"No; that is Tim O'Rooney, a good friend of ours."
"Your humble sarvint!" saluted the Irishman, removing his hat, making a profound bow and scraping a large foot upon the ground.
"Well, there! We're glad to see you. What's all your names?"
They were given several times, and then carefully spelled at the request of the large-whiskered man, who desired that no mistake might be made.
"You may call me Ned Trimble, and that ugly-looking fellow 'tending to the fire is George Wakeman, and that horrid-looking chap scrubbing off his dirty face, is Alfred Wilkins. Neither of them know much, and I brought them along to black my boots and dress my hair."

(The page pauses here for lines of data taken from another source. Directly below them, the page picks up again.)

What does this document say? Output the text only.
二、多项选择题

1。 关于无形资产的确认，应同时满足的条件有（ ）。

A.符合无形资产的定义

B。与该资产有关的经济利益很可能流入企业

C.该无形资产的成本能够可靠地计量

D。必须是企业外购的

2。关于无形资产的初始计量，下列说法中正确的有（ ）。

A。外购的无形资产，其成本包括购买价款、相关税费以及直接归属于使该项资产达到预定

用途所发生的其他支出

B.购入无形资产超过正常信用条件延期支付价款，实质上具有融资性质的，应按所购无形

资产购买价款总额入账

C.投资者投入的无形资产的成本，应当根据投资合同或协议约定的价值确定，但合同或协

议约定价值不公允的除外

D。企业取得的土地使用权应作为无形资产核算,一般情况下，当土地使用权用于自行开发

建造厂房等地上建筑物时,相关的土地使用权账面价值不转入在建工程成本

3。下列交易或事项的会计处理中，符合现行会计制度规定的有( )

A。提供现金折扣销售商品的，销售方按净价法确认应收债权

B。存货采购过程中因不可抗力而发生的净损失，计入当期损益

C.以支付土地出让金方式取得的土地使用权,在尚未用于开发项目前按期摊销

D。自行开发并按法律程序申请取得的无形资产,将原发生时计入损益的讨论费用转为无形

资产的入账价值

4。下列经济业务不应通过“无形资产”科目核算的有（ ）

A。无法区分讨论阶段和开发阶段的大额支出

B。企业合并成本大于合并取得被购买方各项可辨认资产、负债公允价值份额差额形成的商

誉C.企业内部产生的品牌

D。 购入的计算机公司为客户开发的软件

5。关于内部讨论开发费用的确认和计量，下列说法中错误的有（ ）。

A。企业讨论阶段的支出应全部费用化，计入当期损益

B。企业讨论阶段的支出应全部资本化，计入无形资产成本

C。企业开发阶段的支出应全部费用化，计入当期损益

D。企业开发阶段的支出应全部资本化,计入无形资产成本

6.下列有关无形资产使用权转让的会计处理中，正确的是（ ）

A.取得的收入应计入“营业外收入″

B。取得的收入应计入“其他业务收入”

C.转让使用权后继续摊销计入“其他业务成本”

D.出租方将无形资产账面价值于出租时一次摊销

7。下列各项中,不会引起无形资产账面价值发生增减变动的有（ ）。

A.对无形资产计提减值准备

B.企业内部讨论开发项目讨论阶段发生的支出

It looked as though Ned was a sort of a wag, for his companions smiled as if they were used to that thing. He continued:
"We're a party of hunters that have been in Californy for the last five years, and I rather guess I've prospected through every part of it."
"You must be rich by this time."
"Rich!" laughed Ned Trimble. "Well there, we're everything but rich. Somehow or other we hain't had the luck. We sold a claim up in the diggings for five hundred dollars, and the next week the party sold it for fifteen thousand. That's the way it has always gone with us; but we are going to be rich yet—ain't we, boys."
"Yes, if we only live long enough," replied Wakeman.